After face and palm recognition, voice recognition is palatable to 55 percent, 51 percent would use handwriting biometrics, and 49 percent would be willing to use DNA biometrics, followed by heartbeat recognition (45 percent) and keystroke recognition (44 percent) as the least popular forms of biometrics.

Only 32 percent say they have tried or regularly used facial biometrics for verification, and 29 percent say they have used voice recognition. The younger age group is also more likely to acknowledge having used voice recognition (43 percent).
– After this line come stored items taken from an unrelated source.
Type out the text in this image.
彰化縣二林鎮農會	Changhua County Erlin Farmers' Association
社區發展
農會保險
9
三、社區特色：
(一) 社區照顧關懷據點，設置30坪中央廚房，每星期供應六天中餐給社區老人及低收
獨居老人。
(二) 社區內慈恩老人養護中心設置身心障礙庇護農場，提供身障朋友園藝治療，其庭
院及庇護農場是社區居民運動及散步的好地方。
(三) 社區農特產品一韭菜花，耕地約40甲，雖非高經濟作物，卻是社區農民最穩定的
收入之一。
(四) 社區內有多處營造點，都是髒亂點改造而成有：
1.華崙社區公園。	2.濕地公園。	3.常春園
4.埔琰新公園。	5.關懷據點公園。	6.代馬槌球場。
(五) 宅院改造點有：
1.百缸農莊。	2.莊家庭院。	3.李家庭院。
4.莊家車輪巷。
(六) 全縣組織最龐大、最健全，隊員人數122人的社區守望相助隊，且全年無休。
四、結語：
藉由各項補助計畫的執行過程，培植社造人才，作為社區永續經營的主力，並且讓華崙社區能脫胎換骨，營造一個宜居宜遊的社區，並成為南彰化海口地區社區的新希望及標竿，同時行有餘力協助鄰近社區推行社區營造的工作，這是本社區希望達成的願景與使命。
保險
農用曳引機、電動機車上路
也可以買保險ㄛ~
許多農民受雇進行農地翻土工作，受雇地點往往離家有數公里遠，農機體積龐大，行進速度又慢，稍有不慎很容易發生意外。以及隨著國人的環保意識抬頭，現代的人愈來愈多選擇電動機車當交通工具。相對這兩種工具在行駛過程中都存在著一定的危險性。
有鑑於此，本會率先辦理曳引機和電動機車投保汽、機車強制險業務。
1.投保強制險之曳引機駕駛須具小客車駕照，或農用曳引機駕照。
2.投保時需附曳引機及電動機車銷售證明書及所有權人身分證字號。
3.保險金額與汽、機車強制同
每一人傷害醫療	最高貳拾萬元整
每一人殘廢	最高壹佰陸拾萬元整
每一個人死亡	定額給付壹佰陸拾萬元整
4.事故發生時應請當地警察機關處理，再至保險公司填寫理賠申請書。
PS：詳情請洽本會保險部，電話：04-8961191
“It’s encouraging to see a healthy openness to try new forms of identification verification. Biometric verification is safer and less fallible than traditional, knowledge-based verification, and its future development and success will be an important pillar in the fight against online financial fraud,” Equifax Head of ID & Fraud Keith McGill. “People will accept and adapt to technology that makes their lives easier and their finances more secure. However, developers, while making huge technological strides in their field, must be mindful of educating consumers on the inherent benefits biometric verification offer to build public trust and accelerate its mass adoption.”

A recent market report suggested iris recognition will grow at a healthy 18 percent CAGR from 2019 to 2024.

Equifax is among organizations pushing for biometric authentication to replace passwords in order to stem the flow of data breaches.